Limit of a function not using Stirling's Approximation

Question

I want to compute the following limit: $$\lim_{n\to\infty} \frac{\left(\frac{e}{F_{n+1}}\right)^{F_{n+1}} F_{n+1}!}{\left(\frac{e}{F_n}\right)^{F_n} F_n!},$$

where $F_n$ is the $n$th Fibonacci number.

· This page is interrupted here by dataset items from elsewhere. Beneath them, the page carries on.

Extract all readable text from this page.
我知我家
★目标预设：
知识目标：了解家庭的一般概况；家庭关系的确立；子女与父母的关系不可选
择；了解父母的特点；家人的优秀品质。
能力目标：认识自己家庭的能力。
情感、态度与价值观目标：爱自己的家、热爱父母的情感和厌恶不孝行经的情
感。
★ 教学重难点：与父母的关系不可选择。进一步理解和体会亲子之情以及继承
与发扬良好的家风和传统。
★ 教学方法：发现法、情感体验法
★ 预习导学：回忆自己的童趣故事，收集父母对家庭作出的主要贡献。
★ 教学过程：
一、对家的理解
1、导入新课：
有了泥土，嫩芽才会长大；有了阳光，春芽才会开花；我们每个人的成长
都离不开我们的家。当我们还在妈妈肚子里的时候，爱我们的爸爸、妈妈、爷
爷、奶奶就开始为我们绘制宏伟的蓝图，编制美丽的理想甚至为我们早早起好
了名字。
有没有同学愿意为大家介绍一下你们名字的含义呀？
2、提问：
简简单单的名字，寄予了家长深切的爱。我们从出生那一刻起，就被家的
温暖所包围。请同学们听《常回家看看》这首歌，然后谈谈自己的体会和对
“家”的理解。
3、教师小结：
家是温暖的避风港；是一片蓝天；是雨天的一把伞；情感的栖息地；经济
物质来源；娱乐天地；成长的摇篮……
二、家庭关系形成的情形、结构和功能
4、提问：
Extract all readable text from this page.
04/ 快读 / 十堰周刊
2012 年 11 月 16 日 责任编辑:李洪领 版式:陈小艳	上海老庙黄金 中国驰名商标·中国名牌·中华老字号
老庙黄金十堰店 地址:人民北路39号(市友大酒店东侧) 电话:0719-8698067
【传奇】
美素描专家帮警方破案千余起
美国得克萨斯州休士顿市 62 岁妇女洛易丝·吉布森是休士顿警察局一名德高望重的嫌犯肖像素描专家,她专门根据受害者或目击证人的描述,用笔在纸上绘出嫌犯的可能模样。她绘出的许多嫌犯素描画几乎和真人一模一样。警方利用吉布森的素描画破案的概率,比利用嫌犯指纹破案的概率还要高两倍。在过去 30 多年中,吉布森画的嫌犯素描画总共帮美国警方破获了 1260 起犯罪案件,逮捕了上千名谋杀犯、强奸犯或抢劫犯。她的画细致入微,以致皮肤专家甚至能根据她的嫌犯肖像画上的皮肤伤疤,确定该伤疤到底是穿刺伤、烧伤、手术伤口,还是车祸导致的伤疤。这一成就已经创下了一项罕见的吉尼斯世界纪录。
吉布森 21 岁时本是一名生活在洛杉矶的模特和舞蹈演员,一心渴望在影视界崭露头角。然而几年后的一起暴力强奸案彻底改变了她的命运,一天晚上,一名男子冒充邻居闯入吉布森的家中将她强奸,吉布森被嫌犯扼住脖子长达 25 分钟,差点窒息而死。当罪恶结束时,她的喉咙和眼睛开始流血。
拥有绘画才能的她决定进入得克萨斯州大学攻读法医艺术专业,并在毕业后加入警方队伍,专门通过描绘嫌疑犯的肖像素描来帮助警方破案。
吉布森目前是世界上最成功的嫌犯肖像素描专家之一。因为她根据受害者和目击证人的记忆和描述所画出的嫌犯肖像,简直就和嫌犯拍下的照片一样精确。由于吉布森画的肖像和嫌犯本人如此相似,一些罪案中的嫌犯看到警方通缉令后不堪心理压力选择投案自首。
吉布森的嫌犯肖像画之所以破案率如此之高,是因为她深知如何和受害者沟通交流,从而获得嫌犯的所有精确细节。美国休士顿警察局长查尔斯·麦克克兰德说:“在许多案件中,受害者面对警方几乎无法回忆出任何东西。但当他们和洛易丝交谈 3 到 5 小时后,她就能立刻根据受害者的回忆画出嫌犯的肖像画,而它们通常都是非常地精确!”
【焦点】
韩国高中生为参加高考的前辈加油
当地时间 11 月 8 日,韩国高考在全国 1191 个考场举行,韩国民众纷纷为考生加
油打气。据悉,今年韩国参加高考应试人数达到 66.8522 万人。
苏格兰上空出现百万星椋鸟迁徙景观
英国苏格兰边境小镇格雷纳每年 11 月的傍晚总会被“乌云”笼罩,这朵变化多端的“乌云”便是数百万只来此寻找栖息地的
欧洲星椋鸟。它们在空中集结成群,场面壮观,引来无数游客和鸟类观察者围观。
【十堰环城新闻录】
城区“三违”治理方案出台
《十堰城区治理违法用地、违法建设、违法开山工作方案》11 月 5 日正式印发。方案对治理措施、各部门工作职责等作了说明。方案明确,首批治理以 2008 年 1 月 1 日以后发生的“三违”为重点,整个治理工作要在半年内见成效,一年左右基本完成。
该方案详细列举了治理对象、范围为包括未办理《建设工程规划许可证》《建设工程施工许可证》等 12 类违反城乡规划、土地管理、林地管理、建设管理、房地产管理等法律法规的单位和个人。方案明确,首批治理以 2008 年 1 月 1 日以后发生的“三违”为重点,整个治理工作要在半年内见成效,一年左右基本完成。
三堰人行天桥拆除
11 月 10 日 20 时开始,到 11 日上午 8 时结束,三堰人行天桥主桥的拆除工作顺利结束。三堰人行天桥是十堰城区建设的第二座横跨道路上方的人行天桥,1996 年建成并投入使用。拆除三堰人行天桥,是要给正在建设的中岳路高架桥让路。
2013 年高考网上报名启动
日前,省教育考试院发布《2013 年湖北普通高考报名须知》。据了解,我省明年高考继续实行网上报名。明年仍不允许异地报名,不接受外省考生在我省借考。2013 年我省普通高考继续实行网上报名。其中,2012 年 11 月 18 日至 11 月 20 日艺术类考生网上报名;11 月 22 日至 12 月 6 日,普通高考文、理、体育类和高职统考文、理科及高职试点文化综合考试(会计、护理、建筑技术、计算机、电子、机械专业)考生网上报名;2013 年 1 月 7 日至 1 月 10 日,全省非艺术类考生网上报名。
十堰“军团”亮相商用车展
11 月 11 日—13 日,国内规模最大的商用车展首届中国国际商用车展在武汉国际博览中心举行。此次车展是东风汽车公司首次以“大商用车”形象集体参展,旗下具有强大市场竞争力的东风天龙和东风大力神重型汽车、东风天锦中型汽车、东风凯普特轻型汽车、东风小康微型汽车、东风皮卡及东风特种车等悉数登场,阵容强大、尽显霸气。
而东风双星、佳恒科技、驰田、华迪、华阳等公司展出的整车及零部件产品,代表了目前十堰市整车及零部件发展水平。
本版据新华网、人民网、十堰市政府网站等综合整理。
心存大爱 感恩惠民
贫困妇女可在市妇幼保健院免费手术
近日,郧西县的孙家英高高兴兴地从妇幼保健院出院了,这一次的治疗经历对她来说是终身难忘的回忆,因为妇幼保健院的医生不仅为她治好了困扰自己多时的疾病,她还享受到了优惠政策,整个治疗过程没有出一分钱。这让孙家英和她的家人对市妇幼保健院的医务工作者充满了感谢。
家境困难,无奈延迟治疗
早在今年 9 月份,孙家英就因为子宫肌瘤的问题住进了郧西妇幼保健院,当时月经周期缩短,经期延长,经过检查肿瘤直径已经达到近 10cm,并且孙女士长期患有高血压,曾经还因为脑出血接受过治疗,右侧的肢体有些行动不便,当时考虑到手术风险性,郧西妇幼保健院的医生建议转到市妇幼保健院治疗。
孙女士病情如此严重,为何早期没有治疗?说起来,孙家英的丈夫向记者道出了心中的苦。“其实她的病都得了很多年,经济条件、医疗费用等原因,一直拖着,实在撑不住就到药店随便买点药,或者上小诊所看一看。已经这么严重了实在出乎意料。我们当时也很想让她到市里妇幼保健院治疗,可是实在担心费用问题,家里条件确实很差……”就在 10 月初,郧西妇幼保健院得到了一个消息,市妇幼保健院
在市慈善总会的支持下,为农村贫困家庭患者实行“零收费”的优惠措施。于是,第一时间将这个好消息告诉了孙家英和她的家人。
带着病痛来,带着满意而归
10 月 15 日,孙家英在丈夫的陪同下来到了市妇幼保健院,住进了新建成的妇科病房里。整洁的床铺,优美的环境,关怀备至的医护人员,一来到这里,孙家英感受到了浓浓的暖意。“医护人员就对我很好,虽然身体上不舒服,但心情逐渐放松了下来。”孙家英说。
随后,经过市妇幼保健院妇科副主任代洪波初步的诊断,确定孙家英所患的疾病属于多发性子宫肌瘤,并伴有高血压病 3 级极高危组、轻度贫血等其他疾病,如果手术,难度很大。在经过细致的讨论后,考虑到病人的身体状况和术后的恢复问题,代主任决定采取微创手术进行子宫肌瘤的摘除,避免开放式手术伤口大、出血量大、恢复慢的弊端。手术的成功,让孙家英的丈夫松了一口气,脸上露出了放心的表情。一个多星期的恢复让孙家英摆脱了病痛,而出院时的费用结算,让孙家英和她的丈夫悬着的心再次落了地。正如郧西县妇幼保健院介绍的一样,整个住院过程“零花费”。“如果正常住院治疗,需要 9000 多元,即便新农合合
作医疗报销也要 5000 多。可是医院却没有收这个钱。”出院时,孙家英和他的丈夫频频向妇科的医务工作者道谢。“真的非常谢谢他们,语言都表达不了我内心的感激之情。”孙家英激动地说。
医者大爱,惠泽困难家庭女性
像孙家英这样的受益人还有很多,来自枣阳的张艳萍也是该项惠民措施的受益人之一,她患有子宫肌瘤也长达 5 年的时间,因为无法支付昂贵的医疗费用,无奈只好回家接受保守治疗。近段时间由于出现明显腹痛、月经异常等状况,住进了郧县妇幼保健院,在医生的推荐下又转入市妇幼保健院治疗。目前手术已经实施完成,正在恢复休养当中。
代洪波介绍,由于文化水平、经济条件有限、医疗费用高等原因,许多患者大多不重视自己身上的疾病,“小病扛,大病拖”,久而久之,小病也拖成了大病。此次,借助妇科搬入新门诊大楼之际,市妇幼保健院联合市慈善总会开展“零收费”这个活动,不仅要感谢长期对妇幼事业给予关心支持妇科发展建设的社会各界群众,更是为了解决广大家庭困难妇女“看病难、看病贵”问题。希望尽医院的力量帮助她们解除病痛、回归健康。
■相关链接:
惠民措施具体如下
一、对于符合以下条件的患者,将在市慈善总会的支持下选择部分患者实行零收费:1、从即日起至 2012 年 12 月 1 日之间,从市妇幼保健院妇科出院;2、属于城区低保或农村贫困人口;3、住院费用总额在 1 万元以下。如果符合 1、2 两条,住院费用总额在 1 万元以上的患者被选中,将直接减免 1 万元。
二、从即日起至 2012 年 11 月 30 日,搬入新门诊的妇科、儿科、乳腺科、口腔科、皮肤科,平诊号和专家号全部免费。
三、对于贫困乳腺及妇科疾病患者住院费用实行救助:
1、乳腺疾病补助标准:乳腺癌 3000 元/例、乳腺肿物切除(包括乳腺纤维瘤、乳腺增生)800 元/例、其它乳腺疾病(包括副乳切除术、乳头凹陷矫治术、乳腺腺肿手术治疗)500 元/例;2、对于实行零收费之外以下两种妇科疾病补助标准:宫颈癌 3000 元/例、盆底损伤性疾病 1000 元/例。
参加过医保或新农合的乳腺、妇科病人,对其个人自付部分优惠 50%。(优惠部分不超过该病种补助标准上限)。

The limit is easily computed by using Stirling's approximation $n! \simeq \sqrt{2\pi n} \left(\frac{n}{e}\right)^n$:

$$\lim_{n\to\infty} \frac{\left(\frac{e}{F_{n+1}}\right)^{F_{n+1}} F_{n+1}!}{\left(\frac{e}{F_n}\right)^{F_n} F_n!} = \lim_{n\to\infty} \frac{\left(\frac{e}{F_{n+1}}\right)^{F_{n+1}} \sqrt{2\pi F_{n+1}} \left(\frac{F_{n+1}}{e}\right)^{F_{n+1}}}{\left(\frac{e}{F_n}\right)^{F_n} \sqrt{2\pi F_n} \left(\frac{F_n}{e}\right)^{F_n}}\\=\lim_{n\to\infty}\sqrt{\frac{F_{n+1}}{F_n}}\\=\sqrt{\frac{1+\sqrt{5}}{2}}.$$

Is it possible to show this without using Stirling's approximation?

Answer 1

$$(\frac e{F_{n+1}})^{F_{n+1}}F_{n+1}!\over (\frac e{F_n})^{F_n}F_n!$$

$$=\frac {\frac {e^{F_{n+1}-F_n}}{F_{n+1}^{F_{n+1}}}\prod_{i=F_n+1}^{F_{n+1}}i}{1\over F_n^{F_n}}$$

$$=\frac {F_n^{F_n}}{F_{n+1}^{F_{n+1}}}e^{F_{n+1}-F_n}\prod_{i=F_n+1}^{F_{n+1}}i$$

$$=\left(\frac {F_n}{F_{n+1}}\right)^{F_n}\prod_{i=F_n+1}^{F_{n+1}}\frac {ei}{F_{n+1}}\tag 1$$

Taking what we know: $F_{n+1}=F_n+F_{n-1},\ (1)$ becomes

$$\left(\frac {F_n}{F_n+F_{n-1}}\right)^{F_n}\cdot\prod_{i=F_n+1}^{F_n+F_{n-1}}\frac {ei}{F_n+F_{n-1}}$$

$$=e\left(\frac {F_n}{F_n+F_{n-1}}\right)^{F_n}\cdot\prod_{i=1}^{F_{n-1}-1}\frac {e(i+F_n)}{F_n+F_{n-1}}$$

I don't see anything that makes it much easier from here, except to note that

$$\left(\frac {F_n}{F_{n+1}}\right)^{F_n}\to \left(\frac {\sqrt 5-1}{2}\right)^{F_n}\to \frac 1{\left(\frac {1+\sqrt 5}2\right)F_n+F_{n-1}}$$

At the end of all this, that product is still waiting, and probably just needs Stirling's Approximation to complete the evaluation.